How to do augmentations in the Siamese Example

I have been reading the new fastai book on github and came across an example of using a siamese network. However I can’t seem to figure out how to add augmentations into the process.

from fastai2.vision.all import *
path = untar_data(URLs.PETS)
files = get_image_files(path/"images")

class SiameseImage(Tuple):
    def show(self, ctx=None, **kwargs): 
        img1,img2,same_breed = self
        if not isinstance(img1, Tensor):
            if img2.size != img1.size: img2 = img2.resize(img1.size)
            t1,t2 = tensor(img1),tensor(img2)
            t1,t2 = t1.permute(2,0,1),t2.permute(2,0,1)
        else: t1,t2 = img1,img2
        line = t1.new_zeros(t1.shape[0], t1.shape[1], 10)
        return show_image(torch.cat([t1,line,t2], dim=2), 
                          title=same_breed, ctx=ctx)
    
def label_func(fname):
    return re.match(r'^(.*)_\d+.jpg$', fname.name).groups()[0]

class SiameseTransform(Transform):
    def __init__(self, files, label_func, splits):
        self.labels = files.map(label_func).unique()
        self.lbl2files = {l: L(f for f in files if label_func(f) == l) for l in self.labels}
        self.label_func = label_func
        self.valid = {f: self._draw(f) for f in files[splits[1]]}
        
    def encodes(self, f):
        f2,t = self.valid.get(f, self._draw(f))
        img1,img2 = PILImage.create(f),PILImage.create(f2)
        return SiameseImage(img1, img2, t)
    
    def _draw(self, f):
        same = random.random() < 0.5
        cls = self.label_func(f)
        if not same: cls = random.choice(L(l for l in self.labels if l != cls)) 
        return random.choice(self.lbl2files[cls]),same
    
splits = RandomSplitter()(files)
tfm = SiameseTransform(files, label_func, splits)
tls = TfmdLists(files, tfm, splits=splits)
dls = tls.dataloaders(after_item=[Resize(224), ToTensor], 
    after_batch=[IntToFloatTensor, Normalize.from_stats(*imagenet_stats)])

Elsewhere in the book it shows adding augmentations and it looks like this:

bears = bears.new(item_tfms=Resize(128), batch_tfms=aug_transforms(mult=2))
dls = bears.dataloaders(path)

How would I add aug_transforms into the siamese example?

I discussed it briefly with Sylvain:

2 Likes

cool. Thanks for the update.

1 Like

No problem :slight_smile: if you run into issues feel free to ping me, I plan on working on what I described here in the next few days

Can I ask what your using Siamese networks for? I presume semi-supervised learning? I’m doing some work on image similarity with Siamese networks and wondered if either of you have done anything with triplet mining?
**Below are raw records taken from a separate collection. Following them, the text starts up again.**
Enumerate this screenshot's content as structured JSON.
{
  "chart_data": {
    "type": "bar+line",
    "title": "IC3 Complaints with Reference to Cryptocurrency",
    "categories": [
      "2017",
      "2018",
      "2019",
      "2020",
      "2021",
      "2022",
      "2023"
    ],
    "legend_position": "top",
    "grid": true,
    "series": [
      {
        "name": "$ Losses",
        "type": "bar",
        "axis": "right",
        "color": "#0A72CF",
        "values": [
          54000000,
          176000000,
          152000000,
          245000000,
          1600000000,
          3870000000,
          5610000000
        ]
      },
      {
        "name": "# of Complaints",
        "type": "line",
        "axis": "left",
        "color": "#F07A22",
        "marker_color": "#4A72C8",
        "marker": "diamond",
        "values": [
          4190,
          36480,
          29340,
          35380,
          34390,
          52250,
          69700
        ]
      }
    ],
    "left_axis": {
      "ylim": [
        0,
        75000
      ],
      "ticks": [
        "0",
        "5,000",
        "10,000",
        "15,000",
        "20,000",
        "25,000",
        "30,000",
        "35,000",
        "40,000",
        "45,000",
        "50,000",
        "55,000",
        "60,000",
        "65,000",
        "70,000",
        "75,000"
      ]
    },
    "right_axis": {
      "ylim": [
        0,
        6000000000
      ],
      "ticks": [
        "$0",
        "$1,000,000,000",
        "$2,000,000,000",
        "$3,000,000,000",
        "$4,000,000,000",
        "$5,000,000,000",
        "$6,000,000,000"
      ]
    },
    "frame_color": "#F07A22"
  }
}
I was just playing around with various architectures to learn more about them.

I am currently doing this… It used to be a bit easier but TupleTransform was removed recently. I can post what I am doing after lesson1 is over today.

You should be able to do

dls = tls.dataloaders(after_item=[Resize(224), ToTensor], 
    after_batch=[IntToFloatTensor, Normalize.from_stats(*imagenet_stats), *aug_transforms()])

aug_transforms returns a list, so you use * to split it our into its components. I can look at it some more if that does not work.